Conseiller régional de l’Indre
Sue le
Premier bilan des conventions Région-Départements 2007-2008
Monsieur le Président,
C’est à la fin de la présentation générale de votre bilan, en page 4, que vous écrivez, je vous cite, « les conventions Région-Départements n’ont produit que des flux financiers fort limités ». Vous avez raison, sur plus de 110 millions d’euros inscrits en crédits, moins de 0,05% ont été mandatés. La raison en est simple, vous la donnez : ces conventions ont été signées entre juillet 2007 et avril 2008. Dans ce cas, pourquoi établir un bilan s’il n’y a pas de bilan ?

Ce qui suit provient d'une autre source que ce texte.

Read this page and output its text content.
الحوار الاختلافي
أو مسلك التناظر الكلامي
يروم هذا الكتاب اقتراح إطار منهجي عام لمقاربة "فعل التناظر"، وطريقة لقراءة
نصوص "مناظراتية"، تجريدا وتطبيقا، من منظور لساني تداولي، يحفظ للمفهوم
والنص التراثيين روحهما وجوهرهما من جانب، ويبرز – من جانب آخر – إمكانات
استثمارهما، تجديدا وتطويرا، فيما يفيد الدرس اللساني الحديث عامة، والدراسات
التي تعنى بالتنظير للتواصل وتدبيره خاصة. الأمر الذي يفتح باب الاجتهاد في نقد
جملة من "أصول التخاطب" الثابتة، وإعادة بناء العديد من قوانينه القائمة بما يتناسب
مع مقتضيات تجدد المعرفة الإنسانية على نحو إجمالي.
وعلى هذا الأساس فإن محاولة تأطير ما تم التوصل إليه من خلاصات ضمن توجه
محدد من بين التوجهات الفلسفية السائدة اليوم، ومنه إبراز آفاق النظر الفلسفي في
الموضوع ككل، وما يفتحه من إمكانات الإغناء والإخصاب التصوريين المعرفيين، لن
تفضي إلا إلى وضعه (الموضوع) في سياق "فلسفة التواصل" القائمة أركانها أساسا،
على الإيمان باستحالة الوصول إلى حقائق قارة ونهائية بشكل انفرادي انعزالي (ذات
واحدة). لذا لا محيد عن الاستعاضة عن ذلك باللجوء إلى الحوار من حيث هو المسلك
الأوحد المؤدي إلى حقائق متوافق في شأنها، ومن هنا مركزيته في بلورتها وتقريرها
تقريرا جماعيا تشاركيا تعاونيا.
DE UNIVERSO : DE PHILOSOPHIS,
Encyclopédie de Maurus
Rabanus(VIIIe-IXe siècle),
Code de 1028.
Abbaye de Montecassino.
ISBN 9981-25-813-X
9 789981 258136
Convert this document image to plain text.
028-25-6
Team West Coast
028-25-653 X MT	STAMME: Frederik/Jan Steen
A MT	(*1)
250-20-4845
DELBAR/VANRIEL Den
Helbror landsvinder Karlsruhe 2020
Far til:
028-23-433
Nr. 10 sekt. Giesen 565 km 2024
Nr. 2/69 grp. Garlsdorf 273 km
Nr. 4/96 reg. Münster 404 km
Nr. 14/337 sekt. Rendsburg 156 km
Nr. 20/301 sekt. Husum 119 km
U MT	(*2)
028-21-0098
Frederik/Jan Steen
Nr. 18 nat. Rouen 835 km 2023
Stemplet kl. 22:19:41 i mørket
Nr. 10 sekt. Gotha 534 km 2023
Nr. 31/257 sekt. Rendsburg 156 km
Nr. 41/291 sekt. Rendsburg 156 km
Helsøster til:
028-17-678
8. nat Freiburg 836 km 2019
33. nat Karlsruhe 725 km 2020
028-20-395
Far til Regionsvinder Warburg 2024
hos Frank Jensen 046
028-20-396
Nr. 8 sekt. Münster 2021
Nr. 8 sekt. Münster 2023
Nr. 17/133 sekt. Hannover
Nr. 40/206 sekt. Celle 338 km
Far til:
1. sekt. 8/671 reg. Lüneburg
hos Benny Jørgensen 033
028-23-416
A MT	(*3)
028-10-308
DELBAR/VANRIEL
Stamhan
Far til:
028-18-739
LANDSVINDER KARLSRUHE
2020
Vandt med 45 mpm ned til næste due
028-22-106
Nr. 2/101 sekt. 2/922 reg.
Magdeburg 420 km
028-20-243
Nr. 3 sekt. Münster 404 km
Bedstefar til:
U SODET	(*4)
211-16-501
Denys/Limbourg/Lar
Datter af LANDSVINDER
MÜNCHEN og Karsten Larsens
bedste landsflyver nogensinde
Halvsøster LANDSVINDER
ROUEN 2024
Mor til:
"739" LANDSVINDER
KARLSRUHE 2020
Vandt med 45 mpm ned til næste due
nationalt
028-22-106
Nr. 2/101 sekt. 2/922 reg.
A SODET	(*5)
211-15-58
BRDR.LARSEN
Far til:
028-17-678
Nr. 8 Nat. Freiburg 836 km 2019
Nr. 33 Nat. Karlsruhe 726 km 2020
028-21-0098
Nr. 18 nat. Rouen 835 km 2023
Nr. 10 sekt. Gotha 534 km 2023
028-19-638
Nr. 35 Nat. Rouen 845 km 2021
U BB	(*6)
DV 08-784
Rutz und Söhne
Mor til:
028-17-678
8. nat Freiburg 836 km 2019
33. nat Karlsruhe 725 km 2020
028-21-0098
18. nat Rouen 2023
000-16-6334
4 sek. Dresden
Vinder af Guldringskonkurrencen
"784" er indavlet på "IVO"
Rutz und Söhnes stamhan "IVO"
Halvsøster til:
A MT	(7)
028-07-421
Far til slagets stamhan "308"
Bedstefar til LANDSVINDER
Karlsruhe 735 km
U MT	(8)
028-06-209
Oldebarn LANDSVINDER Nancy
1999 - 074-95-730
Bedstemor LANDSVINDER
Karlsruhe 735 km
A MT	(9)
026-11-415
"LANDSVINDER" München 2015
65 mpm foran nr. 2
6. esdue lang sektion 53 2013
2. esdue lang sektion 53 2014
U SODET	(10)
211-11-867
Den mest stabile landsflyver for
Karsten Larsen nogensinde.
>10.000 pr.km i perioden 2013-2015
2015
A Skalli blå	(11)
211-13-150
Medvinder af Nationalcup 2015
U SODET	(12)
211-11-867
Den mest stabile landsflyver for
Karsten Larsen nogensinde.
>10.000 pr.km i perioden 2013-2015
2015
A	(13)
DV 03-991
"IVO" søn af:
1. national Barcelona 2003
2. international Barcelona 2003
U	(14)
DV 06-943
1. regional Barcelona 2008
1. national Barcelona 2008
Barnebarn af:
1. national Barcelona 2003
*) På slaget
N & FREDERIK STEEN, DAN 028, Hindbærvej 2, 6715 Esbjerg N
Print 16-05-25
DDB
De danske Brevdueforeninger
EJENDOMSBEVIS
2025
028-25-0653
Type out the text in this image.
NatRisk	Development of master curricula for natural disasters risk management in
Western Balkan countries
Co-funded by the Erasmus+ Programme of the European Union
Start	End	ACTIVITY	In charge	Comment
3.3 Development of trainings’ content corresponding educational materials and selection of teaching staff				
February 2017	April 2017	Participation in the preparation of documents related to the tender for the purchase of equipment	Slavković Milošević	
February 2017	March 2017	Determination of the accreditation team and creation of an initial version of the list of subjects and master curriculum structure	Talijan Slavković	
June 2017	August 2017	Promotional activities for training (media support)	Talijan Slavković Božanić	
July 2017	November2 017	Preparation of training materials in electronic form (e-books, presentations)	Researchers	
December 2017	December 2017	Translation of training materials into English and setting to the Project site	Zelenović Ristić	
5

Votre rapport se limite donc à reprendre les rapports précédents votés l’année dernière en session plénière et en commission permanente, lors de l’examen des conventions Région-Départements pour la période 2007-2008.
Une telle méthode de travail donne un aperçu du gâchis que constituent ces conventions.
Non pas que les priorités que vous avez choisies soient toutes mauvaises. Consacrer ainsi 37% des dotations de la région à l’hébergement des populations âgées est tout à fait légitime. Résultat heureux de l’allongement de la vie, mais aussi conséquence de notre trop faible démographie, la proportion des personnes âgées augmente dans nos départements, notamment dans l’Indre.
Mais de telles actions seraient beaucoup plus efficaces si elles étaient entreprises dans un autre cadre que celui des financements croisés. De tels financements, dans lesquels peuvent intervenir les trois collectivités territoriales, (commune, département, région), l’État, voire l’Europe ou des structures intermédiaires comme la communauté de communes, sont source de gaspillages et d’opacité.
Cependant, je le reconnais, les financements croisés ne sont pas de votre fait, Monsieur le Président, mais un des effets malheureux de la politique de décentralisation. Lancées en 1982 par la gauche, poursuivie par le RPR et l’UDF, amplifiée en 2004 par l’UMP, les lois de décentralisation successives, loin de réduire le poids de la bureaucratie l’ont augmenté.
Les administrations locales se sont ajoutées à celles de l’État. L’enchevêtrement des compétences et l’explosion de la fiscalité locale compliquent les démarches administratives de nos compatriotes, contribuent à réduire leur pouvoir d’achat.
Par ailleurs, nos libertés locales ne bénéficient pas d’une telle décentralisation. Couplée avec la construction européenne, elle substitue au centralisme parisien celui de Bruxelles, beaucoup plus tatillon et bien plus éloigné des préoccupations du pays réel. Le vote des Irlandais, succédant à ceux des Français et des Néerlandais est fort démonstratif.
Les conventions actuelles Région-Département illustrent cette mainmise de Bruxelles. Elles s’inscrivent dans la politique régionale programmée par la commission européenne pour la période 2007-2013.
Mettre fin à la prolifération des structures administratives intermédiaires, donner à nos collectivités territoriales des compétences claires, restaurer la souveraineté de l’État français dans une Europe respectueuse des libertés individuelles, familiales, locales et nationales, tels sont les principes qui doivent inspirer toute politique d’aménagement du territoire.